Antiosteoporosis therapy after discontinuation of menopausal hormone therapy: a systematic review

Guidelines followed

This systematic review followed the Preferred Reporting Items for Systematic Reviews and Meta-Analyses (PRISMA) guidelines [7]. A flow chart diagram is displayed in Fig. 1. The present study has also been registered in the Prospective Register of Systematic Reviews (PROSPERO) System (PROSPERO ID: CRD42023438865).

Fig. 1figure 1Search strategy

A systematic literature search was conducted from conception until July 31, 2023, in the MEDLINE (PubMed), Scopus, and Cochrane databases to identify eligible studies. The set of relevant terms is presented in Supplementary Table 1.

This study was conducted by the PICO (Population, Intervention or exposure, Comparison, Outcome) model for clinical questions, as follows: (i) Population: postmenopausal women who had received MHT for at least 1 year and had low BMD at baseline (i.e., manifested either as osteopenia or osteoporosis); (ii) Intervention: antiosteoporosis (either antiresorptive or osteoanabolic) therapy administered immediately after discontinuation of MHT; (iii) Comparison group: placebo or calcium plus vitamin D (CaD) or no therapy after MHT withdrawal; and (iv) Outcome: percentage (%) or absolute change in BMD or incidence of new fragility fractures. Grey literature was searched using relevant websites. A manual search was also conducted through citation searching of reviews, which were identified by the above systematic search. The main search was completed independently by two investigators (ED and JKB) who checked all available articles.

Study selection

The specific inclusion criteria were the following: (i) studies conducted in postmenopausal women (either hysterectomized or non-hysterectomized) who had received MHT for ≥ 1 year and had low BMD at baseline, and (ii) studies providing extractable data on BMD or fragility fractures. RCTs and observational studies published in English were eligible. Only studies with a follow-up time of \(\ge\) 6 months were included. There was no limitation regarding the year of publication, population enrolled, or patients’ age.
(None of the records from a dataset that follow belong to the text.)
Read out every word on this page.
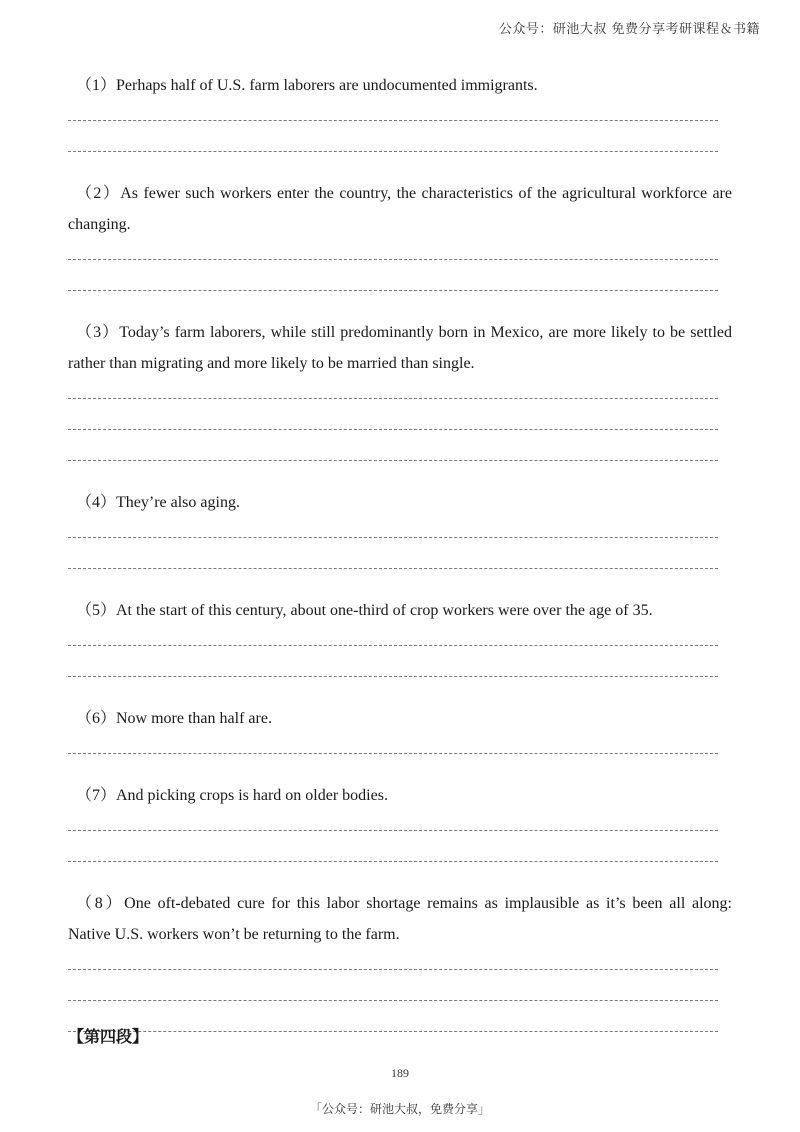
公众号：研池大叔 免费分享考研课程＆书籍

（1）Perhaps half of U.S. farm laborers are undocumented immigrants.

（2）As fewer such workers enter the country, the characteristics of the agricultural workforce are changing.

（3）Today’s farm laborers, while still predominantly born in Mexico, are more likely to be settled rather than migrating and more likely to be married than single.

（4）They’re also aging.

（5）At the start of this century, about one-third of crop workers were over the age of 35.

（6）Now more than half are.

（7）And picking crops is hard on older bodies.

（8）One oft-debated cure for this labor shortage remains as implausible as it’s been all along: Native U.S. workers won’t be returning to the farm.

【第四段】
189
「公众号：研池大叔，免费分享」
Studies were excluded as follows: if they (i) were conducted in patients receiving therapy associated with bone loss, such as aromatase inhibitors or glucocorticoids; (ii) had included patients with metabolic bone diseases (e.g., rheumatoid arthritis or Paget’s disease) or secondary causes of osteoporosis (e.g., primary or secondary hyperparathyroidism, osteomalacia, thyrotoxicosis, Cushing’s syndrome, malabsorption syndrome, diabetes mellitus, rheumatoid arthritis, or genetic causes of osteoporosis); (iii) were written in a non-English language, (iv) were conducted in animals; and (v) were studies not answering the research question.

Data extraction

The following data were extracted and recorded: (i) first author’s name, (ii) year of publication, (iii) study design, (iv) country in which the study was conducted, (v) number and mean [± standard deviation (SD)] age of participants, (vi) duration of MHT, (vii) duration of antiosteoporosis treatment, (viii) BMD before and after antiosteoporosis therapy, and (ix) incidence of fragility fractures during treatment. Parameters, such as mean (± SD) body mass index (BMI), age at menopause, smoking status, alcohol intake, and physical activity, were also recorded where available.

The following comparisons were made: (i) absolute (in g/cm2) or percentage (%) change in BMD in women who received antiosteoporosis therapy after MHT discontinuation compared with those who received placebo, CaD, or no treatment, and (ii) fracture incidence in women who received antiosteoporosis therapy after MHT discontinuation compared with those who received placebo, CaD, or no treatment.

Risk of bias and study quality assessment

Risk of bias assessment for RCTs was carried out using Review Manager (RevMan computer program), version 5.4.2 software (Copenhagen: The Nordic Cochrane Centre, The Cochrane Collaboration, 2014), whereas the Newcastle–Ottawa scale (NOS) was used to assess the quality of observational studies. This scale evaluates studies according to three criteria, as follows: (i) participant selection, (ii) comparability of study groups, and (iii) assessment of outcome or exposure. Each category is assessed based on a four, two, and three-star scale, respectively. A study is characterized as “good quality” when it gets 3–4 stars in the selection domain, 1–2 stars in the comparability domain, and 2–3 stars in the outcome/exposure domain. “Fair quality” is considered to apply when two stars are obtained in the selection domain, 1–2 stars in the comparability domain, and 2–3 stars in the outcome/exposure domain. Finally, a study is characterized as being of “poor quality” in the case of 0–1 stars in the selection domain or 0 stars in the comparability domain or 0–1 stars in the outcome/exposure domain [8].